11.09.2021 05:30, Von Benno Schwinghammer — Artikel ausdrucken E-Mail verschicken

20 Jahre ist das heute her: Am 11. September 2001 zerstörten Terroristen zwei bekannte Hochhäuser in der Stadt New York im Land USA. Sie flogen mit Flugzeugen in die Türme und töteten so viele Menschen.

NEW YORK. Trümmer und Schutt liegen herum, jede Menge Staub ist in der Luft. Solche Bilder von den zerstörten Hochhäusern erinnern viele Menschen an einen traurigen Tag: den 11. September 2001. Sehr viele Menschen auf der Welt wissen noch heute genau, wo sie damals waren und wie sie von dem Anschlag erfuhren, weil das Ereignis so schlimm war.

Damals griffen Terroristen das World Trade Center (gesprochen: wörld träid ßenta) an. Das bekannte Gebäude stand in der US-amerikanischen Stadt New York. Der ehemalige Feuerwehrmann Bob Beckwith wollte helfen und fuhr dorthin. Kurze Zeit später kannten Menschen auf der ganzen Welt sein Gesicht. Uns erzählt er seine Geschichte im Interview.

Mister Beckwith, Sie hatten damals im Fernsehen gesehen, was passiert war und wollten helfen?

Ich war damals seit sieben Jahren im Ruhestand bei der New Yorker Feuerwehr. Ich war 69 Jahre alt. Und ich fuhr hin und arbeitete den ganzen Tag lang.

Was genau haben Sie vor Ort gemacht?

Ich weiß noch, wie ich dort war am Ground Zero, wo die Gebäude zusammengebrochen waren. Ich war einer der Leute, die dort mit der Schaufel gearbeitet haben. Wir fanden einen Pumpwagen im Schutt, ein Feuerwehrauto. Es gab einen Kranführer, der den Wagen anhob und auf die Straße stellte. Als er damit fertig war, machten wir uns auf die Suche nach dem Feuerwehrmann, der den Wagen gefahren haben musste.

Dieser Tag hat Sie bekannt gemacht. Erzählen Sie uns davon!

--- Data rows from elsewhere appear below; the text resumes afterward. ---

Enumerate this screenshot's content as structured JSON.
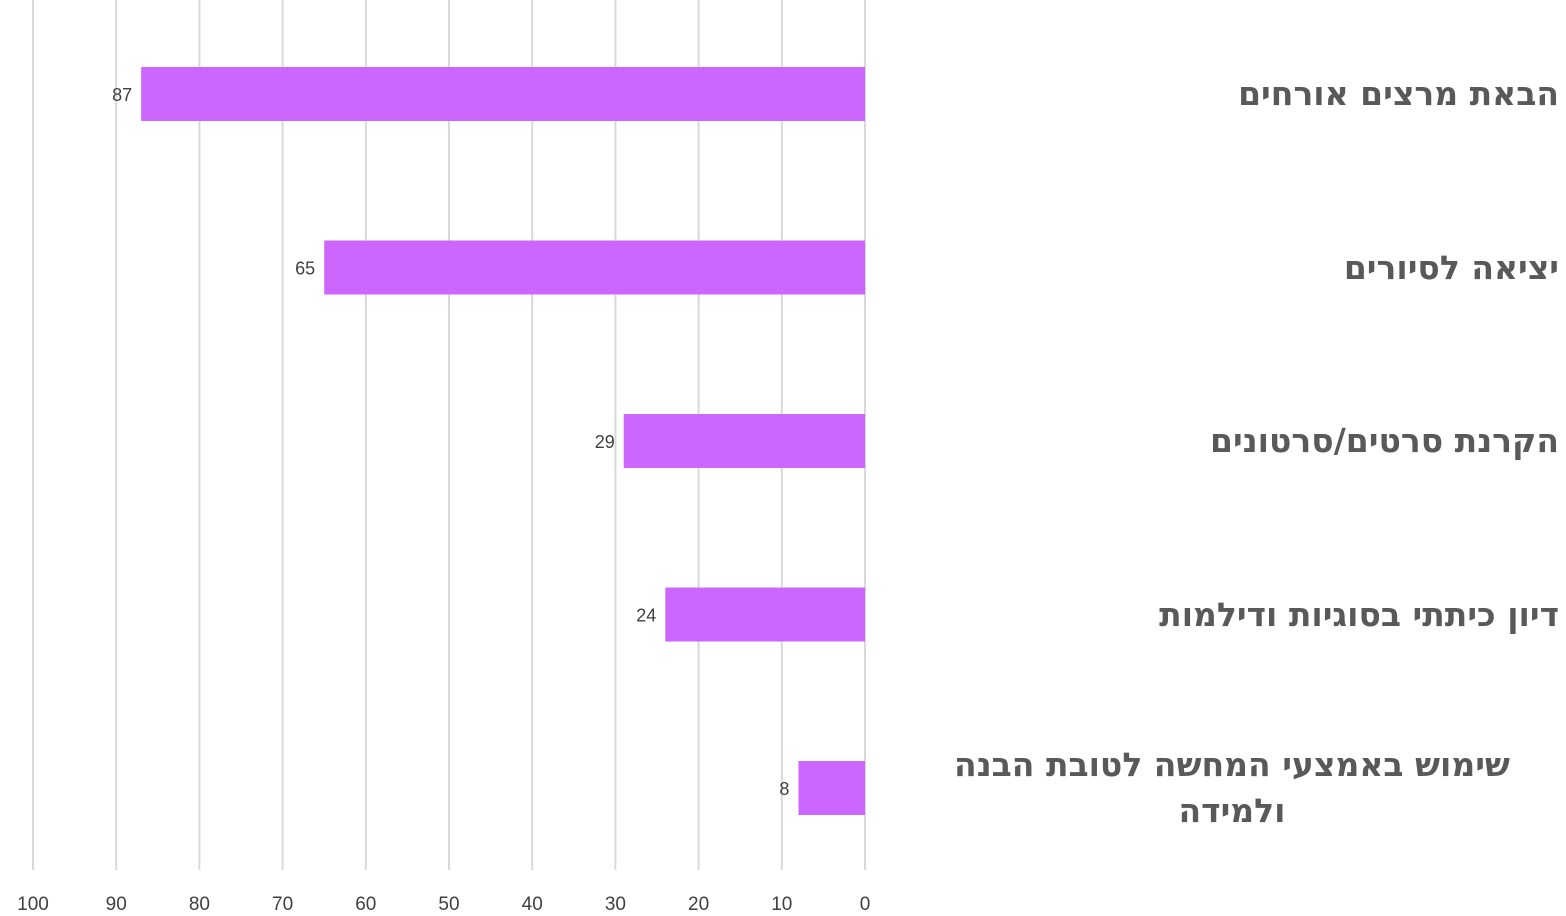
{
  "chart_data": {
    "type": "bar",
    "orientation": "horizontal",
    "x_direction": "reversed",
    "categories": [
      "הבאת מרצים אורחים",
      "יציאה לסיורים",
      "הקרנת סרטים/סרטונים",
      "דיון כיתתי בסוגיות ודילמות",
      "שימוש באמצעי המחשה לטובת הבנה ולמידה"
    ],
    "values": [
      87,
      65,
      29,
      24,
      8
    ],
    "data_labels": [
      "87",
      "65",
      "29",
      "24",
      "8"
    ],
    "xlim": [
      0,
      100
    ],
    "x_ticks": [
      "0",
      "10",
      "20",
      "30",
      "40",
      "50",
      "60",
      "70",
      "80",
      "90",
      "100"
    ],
    "grid": true,
    "legend": "none",
    "bar_color": "#cc66ff",
    "grid_color": "#d9d9d9",
    "label_color": "#595959"
  }
}
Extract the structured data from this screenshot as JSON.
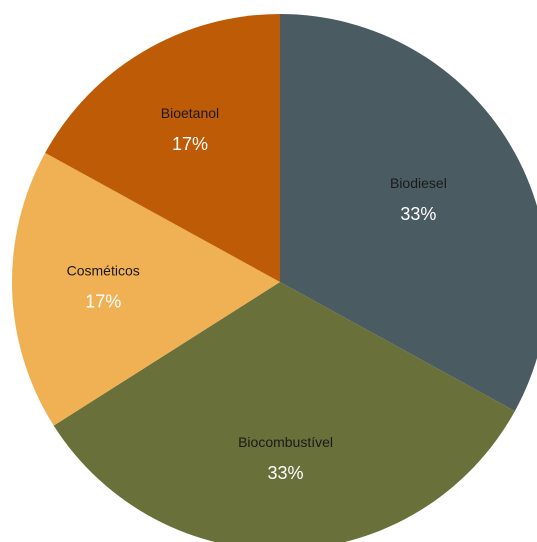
{
  "chart_data": {
    "type": "pie",
    "slices": [
      {
        "label": "Biodiesel",
        "value": 33,
        "value_label": "33%",
        "color": "#4a5c62"
      },
      {
        "label": "Biocombustível",
        "value": 33,
        "value_label": "33%",
        "color": "#6a7039"
      },
      {
        "label": "Cosméticos",
        "value": 17,
        "value_label": "17%",
        "color": "#f0b154"
      },
      {
        "label": "Bioetanol",
        "value": 17,
        "value_label": "17%",
        "color": "#bd5b06"
      }
    ],
    "start": "12 o'clock",
    "direction": "clockwise",
    "legend": "none"
  }
}
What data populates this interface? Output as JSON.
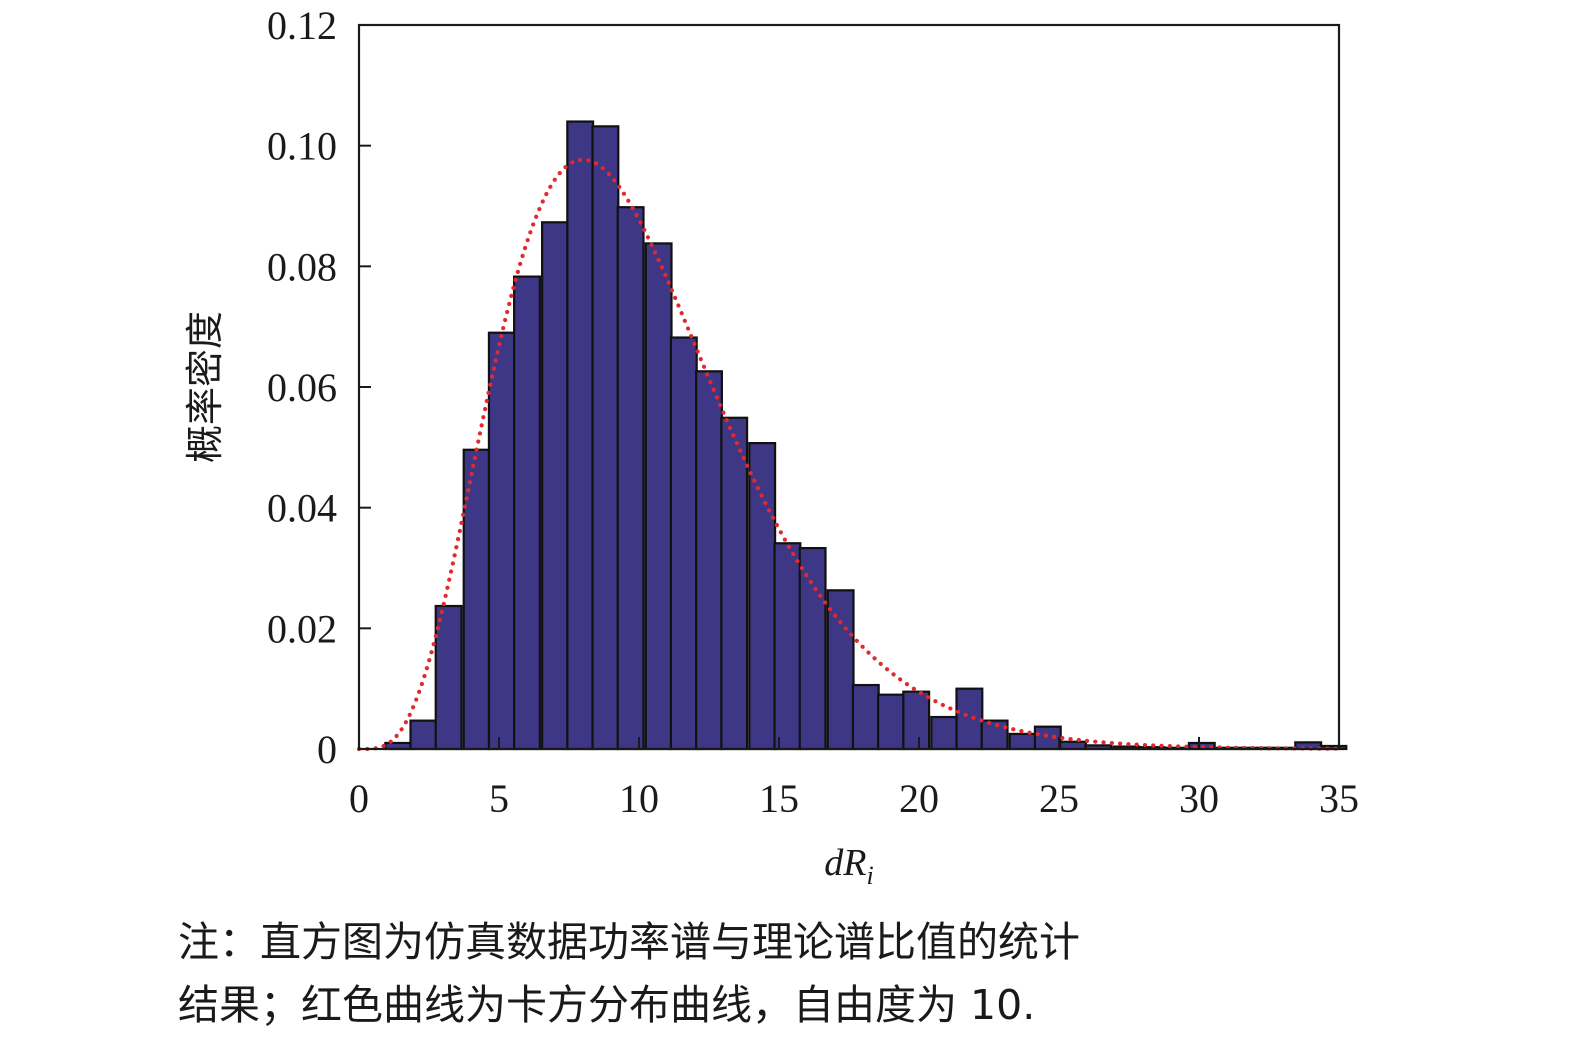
{
  "chart_data": {
    "type": "bar",
    "xlabel": "dR",
    "xlabel_subscript": "i",
    "ylabel": "概率密度",
    "xlim": [
      0,
      35
    ],
    "ylim": [
      0,
      0.12
    ],
    "x_ticks": [
      "0",
      "5",
      "10",
      "15",
      "20",
      "25",
      "30",
      "35"
    ],
    "x_tick_values": [
      0,
      5,
      10,
      15,
      20,
      25,
      30,
      35
    ],
    "y_ticks": [
      "0",
      "0.02",
      "0.04",
      "0.06",
      "0.08",
      "0.10",
      "0.12"
    ],
    "y_tick_values": [
      0,
      0.02,
      0.04,
      0.06,
      0.08,
      0.1,
      0.12
    ],
    "bin_width": 0.92,
    "bins": [
      {
        "x": 1.4,
        "y": 0.001
      },
      {
        "x": 2.3,
        "y": 0.0047
      },
      {
        "x": 3.2,
        "y": 0.0237
      },
      {
        "x": 4.2,
        "y": 0.0496
      },
      {
        "x": 5.1,
        "y": 0.069
      },
      {
        "x": 6.0,
        "y": 0.0783
      },
      {
        "x": 7.0,
        "y": 0.0873
      },
      {
        "x": 7.9,
        "y": 0.104
      },
      {
        "x": 8.8,
        "y": 0.1032
      },
      {
        "x": 9.7,
        "y": 0.0898
      },
      {
        "x": 10.7,
        "y": 0.0838
      },
      {
        "x": 11.6,
        "y": 0.0682
      },
      {
        "x": 12.5,
        "y": 0.0626
      },
      {
        "x": 13.4,
        "y": 0.0549
      },
      {
        "x": 14.4,
        "y": 0.0507
      },
      {
        "x": 15.3,
        "y": 0.0341
      },
      {
        "x": 16.2,
        "y": 0.0333
      },
      {
        "x": 17.2,
        "y": 0.0263
      },
      {
        "x": 18.1,
        "y": 0.0106
      },
      {
        "x": 19.0,
        "y": 0.009
      },
      {
        "x": 19.9,
        "y": 0.0095
      },
      {
        "x": 20.9,
        "y": 0.0053
      },
      {
        "x": 21.8,
        "y": 0.01
      },
      {
        "x": 22.7,
        "y": 0.0047
      },
      {
        "x": 23.7,
        "y": 0.0025
      },
      {
        "x": 24.6,
        "y": 0.0037
      },
      {
        "x": 25.5,
        "y": 0.0012
      },
      {
        "x": 26.4,
        "y": 0.0006
      },
      {
        "x": 27.4,
        "y": 0.0004
      },
      {
        "x": 28.3,
        "y": 0.0003
      },
      {
        "x": 29.2,
        "y": 0.0002
      },
      {
        "x": 30.1,
        "y": 0.001
      },
      {
        "x": 31.1,
        "y": 0.0002
      },
      {
        "x": 32.0,
        "y": 0.0002
      },
      {
        "x": 32.9,
        "y": 0.0002
      },
      {
        "x": 33.9,
        "y": 0.0011
      },
      {
        "x": 34.8,
        "y": 0.0005
      }
    ],
    "curve": {
      "distribution": "chi-square",
      "degrees_of_freedom": 10,
      "style": "dotted",
      "color": "#e02a2f"
    },
    "bar_color": "#3d3785",
    "bar_edge_color": "#111111",
    "grid": false
  },
  "caption": {
    "line1": "注：直方图为仿真数据功率谱与理论谱比值的统计",
    "line2": "结果；红色曲线为卡方分布曲线，自由度为 10."
  }
}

Plötzlich kam ein Mann. Er sagte: „Der Präsident kommt gleich.“ Wir hatten keine Ahnung, dass der Präsident kommt. Wir arbeiteten erst mal weiter. Nach 20 Minuten kam der Mann zurück und sagte: „Der Präsident ist jetzt hier.“ Ich legte meine Schaufel zur Seite und ging Richtung Straße. Dort sah ich das kaputte Feuerwehrauto. Ich dachte, wenn ich dort hochklettere, würde ich von dort aus den Präsidenten sehen.

Aber Sie haben den Präsidenten George W. Bush von dort oben nicht nur gesehen, sondern direkt getroffen. Wie lief das ab?

Er kommt geradewegs auf mich zu, und er streckt den Arm aus, und ich ziehe ihn hoch. Dann fragte ich, ob alles in Ordnung sei. Als er sagte, dass alles okay sei, wollte ich runterklettern. Er aber sagte: „Nein, nein. Sie bleiben hier.“ Dann legte er den Arm um mich. Das ist meine Geschichte.

Reporter haben Bilder Ihrer Begegnung mit dem Präsidenten gemacht. Ihr Foto war in vielen Zeitungen. Sie waren berühmt. Doch das alles passierte in einer schlimmen Zeit. Wie schauen Sie heute darauf zurück?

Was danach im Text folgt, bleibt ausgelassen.